Par Chelsea HOWGATE et Hugo BEAUCAMP.

Lors du lancement, des dirigeants et des aînés communautaires, des Gardiens du savoir et les membres de l’équipe de l’hôpital se sont réunis pour célébrer, planifier, réfléchir et partager ce moment fort dans l’histoire du Canada.

Ce moment était non seulement porteur d’espoir pour l’avenir, mais il représentait également une riche mosaïque spirituelle couvrant plusieurs générations, conférant à ce nouvel espace la signification culturelle qu’il vise à refléter et à préserver.

Des chants, des fumigations et des prières dans les langues autochtones ont inondé la salle pour ses invités d’honneur, et l’évènement s’est même terminé par un chant au tambour intitulé The Bear Song (La chanson de l’ours).

Cette chanson est souvent enseignée aux enfants et aux percussionnistes débutants, mais la coïncidence entre son homonyme et l’ourson emblématique de la fondation a été remarquée avec humour et fierté.

Grâce au partage de toute cette sagesse et de cet espoir, l’Espace communautaire autochtone de guérison (Indigenous Community Healing Space) à l’Hôpital pour enfants du HSC a démarré sur de solides bases.

L’installation de 2 000 pieds carrés, (environ 185 m2) proposée initialement en 2015 par la Dre Melanie Morris, est décrite comme une place où les enfants autochtones peuvent être soignés entièrement – physiquement, mentalement et spirituellement – lorsqu’ils sont loin de leurs familles ou de leurs soutiens communautaires.

Pour faciliter cela, le centre contiendra une multitude de ressources nécessaires pour les enfants autochtones venant de Winnipeg, ou ailleurs dans la province, qui n’auraient autrement pas accès à ces éléments culturels.

Dans la liste des ressources, l’on trouve une bibliothèque remplie de livres et textes dans les langues autochtones de différentes régions, l’espace pour des cérémonies culturelles comme la fumigation et des éléments de conception reflétant les cultures et la spiritualité des personnes autochtones, métisses et inuites.

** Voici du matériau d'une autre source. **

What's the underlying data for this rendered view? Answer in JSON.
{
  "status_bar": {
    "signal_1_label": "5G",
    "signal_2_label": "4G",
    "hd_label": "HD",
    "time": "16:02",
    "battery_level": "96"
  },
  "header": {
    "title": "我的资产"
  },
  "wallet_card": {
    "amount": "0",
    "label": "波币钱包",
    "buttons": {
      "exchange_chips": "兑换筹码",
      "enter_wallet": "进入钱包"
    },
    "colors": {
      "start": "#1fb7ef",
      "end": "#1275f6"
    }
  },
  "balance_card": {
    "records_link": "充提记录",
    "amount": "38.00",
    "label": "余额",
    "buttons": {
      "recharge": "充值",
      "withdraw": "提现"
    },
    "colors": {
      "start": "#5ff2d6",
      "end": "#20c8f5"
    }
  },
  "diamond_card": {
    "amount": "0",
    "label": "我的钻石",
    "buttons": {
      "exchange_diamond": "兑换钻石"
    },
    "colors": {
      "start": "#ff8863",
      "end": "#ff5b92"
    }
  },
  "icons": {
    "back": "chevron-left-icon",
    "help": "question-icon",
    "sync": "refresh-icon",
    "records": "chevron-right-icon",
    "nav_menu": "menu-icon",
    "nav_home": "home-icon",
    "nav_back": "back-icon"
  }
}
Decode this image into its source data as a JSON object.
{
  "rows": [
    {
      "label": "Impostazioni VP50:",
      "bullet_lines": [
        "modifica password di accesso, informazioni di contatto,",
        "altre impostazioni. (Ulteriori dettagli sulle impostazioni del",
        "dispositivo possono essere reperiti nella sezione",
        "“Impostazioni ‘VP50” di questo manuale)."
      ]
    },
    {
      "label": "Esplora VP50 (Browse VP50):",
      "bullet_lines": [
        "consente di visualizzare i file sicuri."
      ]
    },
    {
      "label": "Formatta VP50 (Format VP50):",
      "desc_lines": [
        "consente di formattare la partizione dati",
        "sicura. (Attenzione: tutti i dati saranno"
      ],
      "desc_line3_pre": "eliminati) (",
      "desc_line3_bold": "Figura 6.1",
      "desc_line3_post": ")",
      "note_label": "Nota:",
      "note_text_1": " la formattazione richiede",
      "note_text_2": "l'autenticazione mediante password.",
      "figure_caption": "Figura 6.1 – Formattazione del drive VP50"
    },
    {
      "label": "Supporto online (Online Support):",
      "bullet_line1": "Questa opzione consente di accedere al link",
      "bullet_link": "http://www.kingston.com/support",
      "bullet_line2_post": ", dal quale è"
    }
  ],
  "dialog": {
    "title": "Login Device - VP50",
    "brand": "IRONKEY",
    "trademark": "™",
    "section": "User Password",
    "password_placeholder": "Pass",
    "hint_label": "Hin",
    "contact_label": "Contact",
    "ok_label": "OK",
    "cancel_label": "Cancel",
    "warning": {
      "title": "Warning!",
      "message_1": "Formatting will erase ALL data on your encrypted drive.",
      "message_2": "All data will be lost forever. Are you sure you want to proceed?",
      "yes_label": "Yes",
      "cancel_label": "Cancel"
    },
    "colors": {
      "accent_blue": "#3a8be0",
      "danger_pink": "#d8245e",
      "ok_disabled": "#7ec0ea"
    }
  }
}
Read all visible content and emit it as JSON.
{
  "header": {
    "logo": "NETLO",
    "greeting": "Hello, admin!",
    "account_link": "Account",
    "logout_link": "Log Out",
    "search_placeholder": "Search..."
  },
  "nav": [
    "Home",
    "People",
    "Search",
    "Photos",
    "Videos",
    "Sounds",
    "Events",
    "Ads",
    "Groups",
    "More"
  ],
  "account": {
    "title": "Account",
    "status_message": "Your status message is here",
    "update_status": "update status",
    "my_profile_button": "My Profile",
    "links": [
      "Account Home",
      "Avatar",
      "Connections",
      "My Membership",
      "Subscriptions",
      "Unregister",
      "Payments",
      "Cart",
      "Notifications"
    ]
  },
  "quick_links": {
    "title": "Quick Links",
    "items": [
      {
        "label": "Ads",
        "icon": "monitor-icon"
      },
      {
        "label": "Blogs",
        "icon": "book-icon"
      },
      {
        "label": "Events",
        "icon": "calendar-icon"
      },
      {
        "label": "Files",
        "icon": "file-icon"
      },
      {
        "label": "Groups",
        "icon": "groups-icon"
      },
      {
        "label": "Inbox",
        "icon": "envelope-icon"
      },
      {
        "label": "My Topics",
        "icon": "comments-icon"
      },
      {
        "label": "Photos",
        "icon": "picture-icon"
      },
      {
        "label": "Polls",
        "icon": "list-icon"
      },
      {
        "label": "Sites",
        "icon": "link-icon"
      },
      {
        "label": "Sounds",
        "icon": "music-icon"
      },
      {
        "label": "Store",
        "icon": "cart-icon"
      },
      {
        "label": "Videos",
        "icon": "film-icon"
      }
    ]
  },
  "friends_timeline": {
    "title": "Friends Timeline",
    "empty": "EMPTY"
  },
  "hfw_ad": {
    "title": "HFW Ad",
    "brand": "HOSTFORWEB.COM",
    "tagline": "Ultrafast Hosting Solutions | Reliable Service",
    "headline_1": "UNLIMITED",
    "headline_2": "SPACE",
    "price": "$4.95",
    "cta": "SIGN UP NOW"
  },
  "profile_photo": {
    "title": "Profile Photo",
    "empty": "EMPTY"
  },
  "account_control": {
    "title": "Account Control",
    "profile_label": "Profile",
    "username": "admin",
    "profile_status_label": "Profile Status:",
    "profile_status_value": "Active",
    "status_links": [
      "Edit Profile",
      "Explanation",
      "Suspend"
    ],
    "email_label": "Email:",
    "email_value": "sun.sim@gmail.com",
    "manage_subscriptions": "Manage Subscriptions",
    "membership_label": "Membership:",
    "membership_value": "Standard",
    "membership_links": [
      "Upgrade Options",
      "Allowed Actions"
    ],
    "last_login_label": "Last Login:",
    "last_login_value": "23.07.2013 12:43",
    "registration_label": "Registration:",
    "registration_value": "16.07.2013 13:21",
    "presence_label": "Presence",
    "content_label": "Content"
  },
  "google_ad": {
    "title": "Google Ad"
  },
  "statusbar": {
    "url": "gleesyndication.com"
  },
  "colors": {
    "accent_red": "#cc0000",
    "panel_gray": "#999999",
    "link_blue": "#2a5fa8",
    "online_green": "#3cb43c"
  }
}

Un des plans pour l’avenir, partage la Dre Melanie Morris, est également de pouvoir aménager un jardin autour du centre en balcon pour y faire pousser des plantes médicinales utilisées dans les traitements de santé traditionnelle.

Pour la mise en place de ces éléments, elle et son équipe ont consulté, non seulement plusieurs Chefs autochtones, mais aussi les jeunes qui seront accueillis au centre.

Selon eux, « s’il y a des baies de Saskatoon peinturées au mûrs, ou bien l’odeur de sauge brûlée dans les couloirs, ils auront le sentiment d’être chez eux et d’être les bienvenus. »

En tant que femme métisse elle-même, la Dre Melanie Morris comprend très bien le besoin de se sentir en sécurité dans un espace comme celui-ci.

Lors de sa prise de parole au moment de la cérémonie, elle a partagé que, pendant une tournée de tous les étages de l’hôpital, elle a trouvé une vérité déchirante et une nouvelle vocation importante dans son domaine.

« Depuis trop longtemps, nos familles autochtones viennent à nos portes et se sentent comme des étrangers. Elles viennent dans des moments de chagrin et de peur, dans les pires moments de leur vie, et on leur demande de laisser leur identité à la porte. Je me suis demandé : Comment puis-je travailler dans une institution où les enfants ne se sentent pas en sécurité? »

Conformément à sa devise personnelle selon laquelle « la culture est un remède », elle s’est rendue au conseil d’administration de l’Hôpital pour enfants du HSC pour voir ce qui pouvait être fait – et était ravie de constater qu’il y avait une volonté d’aller de l’avant.

Stefano Grande, président-directeur général de la fondation, ajoute d’ailleurs que la planification de l’espace a commencé en 2018, et que la fondation avait pour objectif de commencer les travaux plus tôt, en 2020.

Bien sûr, la pandémie de COVID-19 a modifié les priorités de l’hôpital au cours de ces dernières années, mais l’équipe a eu l’occasion, pendant cette période, de mettre à profit le temps supplémentaire accordé au projet.

« Nous avons eu le temps de nous concentrer sur les consultations avec les Aînés et les Chefs autochtones afin de nous assurer que nous tirions le meilleur parti possible de cette installation, » partage-t-il.

Selon lui, l’objectif est que l’installation soit ouverte et fonctionnelle d’ici un an.

Pour y parvenir, il précise toutefois qu’il manque encore environ 1 million $ sur un montant total de 2,2 millions $.

Le gouvernement provincial a déjà alloué 500 000 $ au projet, et les fonds supplémentaires proviennent de nombreux sponsors, ce pour quoi Stefano Grande se dit « infiniment reconnaissant ».